We had to let him go last Saturday, June 23rd as the throes of an illness we never recognized until it was way too late started to ravage his aging body.  I can't really write about that right now, I'm still processing it myself.  It was sudden and unexpected (although he was 12 and a half, I guess I shouldn't have been so blind-sided by it).  I truly felt like my world view was taking a gigantic paradigm shift.

How could there be a world with no Winston in it?  How was it possible that this being who graced our lives with his beautiful presence for the past 7+ years could simply cease to exist?  Over the past week, I have been struggling with such existential issues, and I don't really have a better answer now than I did last Saturday.  But, as we all know, time begins to soften the edges, the distractions of work, dentist appointments and yoga classes push the memories back, and each time they resurface they hurt a little bit less.

This distance has made it clear to me the topic about which I would center my blog.  I know Winston never left us.  When his spirit was released from his body last week to rejoin the energy of the universe, I told him he would always be with us, close in our hearts.  We will never truly let him go.  Today I begin this blog as a tribute to his memory.  


I am pledging today to run the Pittsburgh Marathon in 2013, in memory of Winston.  I will be raising money to support Steel City Greyhounds, the adoption group with which we have been affiliated while here in Pittsburgh.  In the blog I hope to chronicle my marathon training, tell you about Winston and his life with us, and further the cause of greyhound adoption.  This is something about which I AM truly passionate.  
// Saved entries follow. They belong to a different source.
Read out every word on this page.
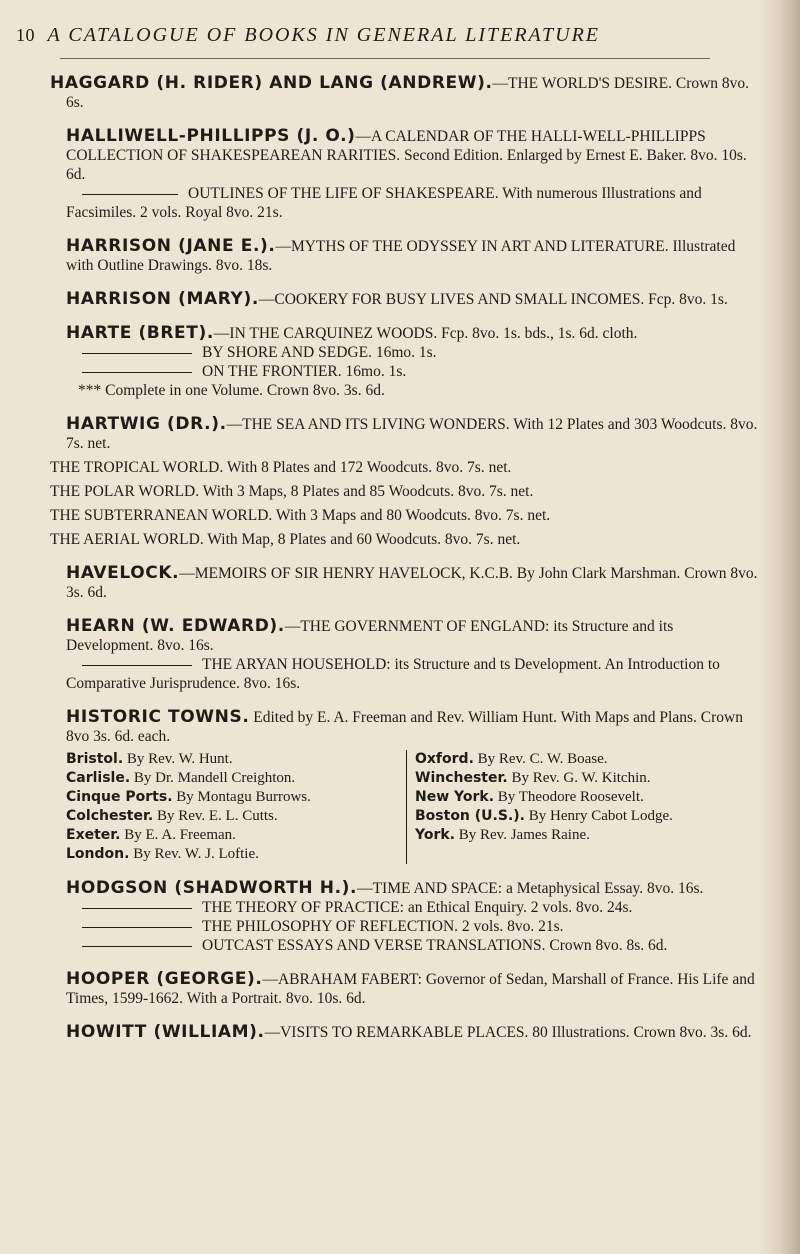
10 A CATALOGUE OF BOOKS IN GENERAL LITERATURE

HAGGARD (H. RIDER) AND LANG (ANDREW).—THE WORLD'S DESIRE. Crown 8vo. 6s.

HALLIWELL-PHILLIPPS (J. O.)—A CALENDAR OF THE HALLI-WELL-PHILLIPPS COLLECTION OF SHAKESPEAREAN RARITIES. Second Edition. Enlarged by Ernest E. Baker. 8vo. 10s. 6d.

OUTLINES OF THE LIFE OF SHAKESPEARE. With numerous Illustrations and Facsimiles. 2 vols. Royal 8vo. 21s.

HARRISON (JANE E.).—MYTHS OF THE ODYSSEY IN ART AND LITERATURE. Illustrated with Outline Drawings. 8vo. 18s.

HARRISON (MARY).—COOKERY FOR BUSY LIVES AND SMALL INCOMES. Fcp. 8vo. 1s.

HARTE (BRET).—IN THE CARQUINEZ WOODS. Fcp. 8vo. 1s. bds., 1s. 6d. cloth.

BY SHORE AND SEDGE. 16mo. 1s.

ON THE FRONTIER. 16mo. 1s.

*** Complete in one Volume. Crown 8vo. 3s. 6d.

HARTWIG (DR.).—THE SEA AND ITS LIVING WONDERS. With 12 Plates and 303 Woodcuts. 8vo. 7s. net.

THE TROPICAL WORLD. With 8 Plates and 172 Woodcuts. 8vo. 7s. net.

THE POLAR WORLD. With 3 Maps, 8 Plates and 85 Woodcuts. 8vo. 7s. net.

THE SUBTERRANEAN WORLD. With 3 Maps and 80 Woodcuts. 8vo. 7s. net.

THE AERIAL WORLD. With Map, 8 Plates and 60 Woodcuts. 8vo. 7s. net.

HAVELOCK.—MEMOIRS OF SIR HENRY HAVELOCK, K.C.B. By John Clark Marshman. Crown 8vo. 3s. 6d.

HEARN (W. EDWARD).—THE GOVERNMENT OF ENGLAND: its Structure and its Development. 8vo. 16s.

THE ARYAN HOUSEHOLD: its Structure and ts Development. An Introduction to Comparative Jurisprudence. 8vo. 16s.

HISTORIC TOWNS. Edited by E. A. Freeman and Rev. William Hunt. With Maps and Plans. Crown 8vo 3s. 6d. each.

Bristol. By Rev. W. Hunt.

Carlisle. By Dr. Mandell Creighton.

Cinque Ports. By Montagu Burrows.

Colchester. By Rev. E. L. Cutts.

Exeter. By E. A. Freeman.

London. By Rev. W. J. Loftie.

Oxford. By Rev. C. W. Boase.

Winchester. By Rev. G. W. Kitchin.

New York. By Theodore Roosevelt.

Boston (U.S.). By Henry Cabot Lodge.

York. By Rev. James Raine.

HODGSON (SHADWORTH H.).—TIME AND SPACE: a Metaphysical Essay. 8vo. 16s.

THE THEORY OF PRACTICE: an Ethical Enquiry. 2 vols. 8vo. 24s.

THE PHILOSOPHY OF REFLECTION. 2 vols. 8vo. 21s.

OUTCAST ESSAYS AND VERSE TRANSLATIONS. Crown 8vo. 8s. 6d.

HOOPER (GEORGE).—ABRAHAM FABERT: Governor of Sedan, Marshall of France. His Life and Times, 1599-1662. With a Portrait. 8vo. 10s. 6d.

HOWITT (WILLIAM).—VISITS TO REMARKABLE PLACES. 80 Illustrations. Crown 8vo. 3s. 6d.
AND, I hope to encourage YOU, my friends and family to RUN WITH ME and with Steel City!  In memory of Winston, who loved to run, a true gentleman with an independent spirit and a patience for things smaller and more vulnerable than himself that amazed us on a daily basis.  Start training NOW!  Help me help Steel City recover more and more retired racers and send them to soft, cushy couches all over the Three Rivers area!